CARE Ratings has reaffirmed the ‘Rating Watch with Developing Implications’ for Gujarat State Petronet Limited’s (GSPL) long-term bank facilities. This decision follows the proposed amalgamation of GSPL into Gujarat Gas Limited and the subsequent demerger of its gas transmission business. The ratings reflect GSPL’s established market position, strong financial profile, and strategic location, but also account for project and regulatory risks.
Credit Ratings Update
CARE Ratings Limited has announced that the long-term rating for Gujarat State Petronet Limited’s (GSPL) bank facilities remains under ‘Rating Watch with Developing Implications’. This follows the proposed amalgamation of GSPL into Gujarat Gas Limited (GGL) and the demerger of the gas transmission business into GSPL Transmission Limited (GTL).

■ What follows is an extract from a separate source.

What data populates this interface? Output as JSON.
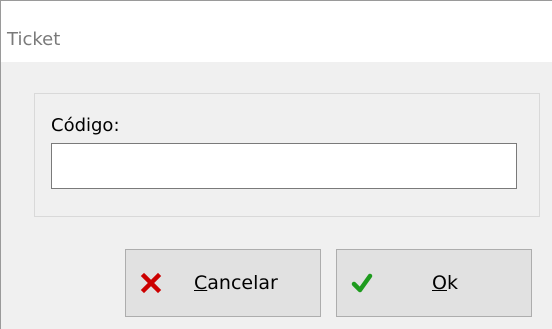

Rationale for Rating Action
The rating continues to be supported by GSPL’s position as a major player in natural gas transmission, its leadership in Gujarat, and its strong financial profile. Key factors include its strategic location and open-access operating model. However, the rating is also influenced by project implementation and regulatory risks associated with its capital expenditure program.
Key Rating Drivers
GSPL’s strengths include:
- Strategic location in Gujarat, the highest natural gas-consuming state.
- Established track record in natural gas transmission.
- Operation on an open access basis.
- Medium-term revenue visibility through Gas Transmission Agreements (GTAs).
However, certain factors constrain the rating:
- Project implementation and marketing risks related to its capital expenditure program.
- Vulnerability to regulatory risks.
Financial Performance Snapshot
In FY25, GSPL’s total operating income (TOI) declined by approximately 55% to ₹1,111 crore, primarily due to a reduction in the levelized tariff. Despite the decline, the company maintained healthy profitability margins, with a PBILDT margin of 73% and a profit after tax (PAT) margin of 72%.
Project Updates
The proposed scheme of amalgamation is expected to be completed by January 2026, pending statutory and regulatory approvals. GSPL continues to implement its capital expenditure plans, with approximately ₹3,380 crore allocated until FY29 for network expansion and capacity augmentation, expected to be funded primarily through internal accruals.
Liquidity and Debt Profile
GSPL has strong liquidity, with free cash and bank balances of approximately ₹1,997 crore as of March 31, 2025. The company has no outstanding funded debt and has sanctioned working capital limits which remain largely unutilized.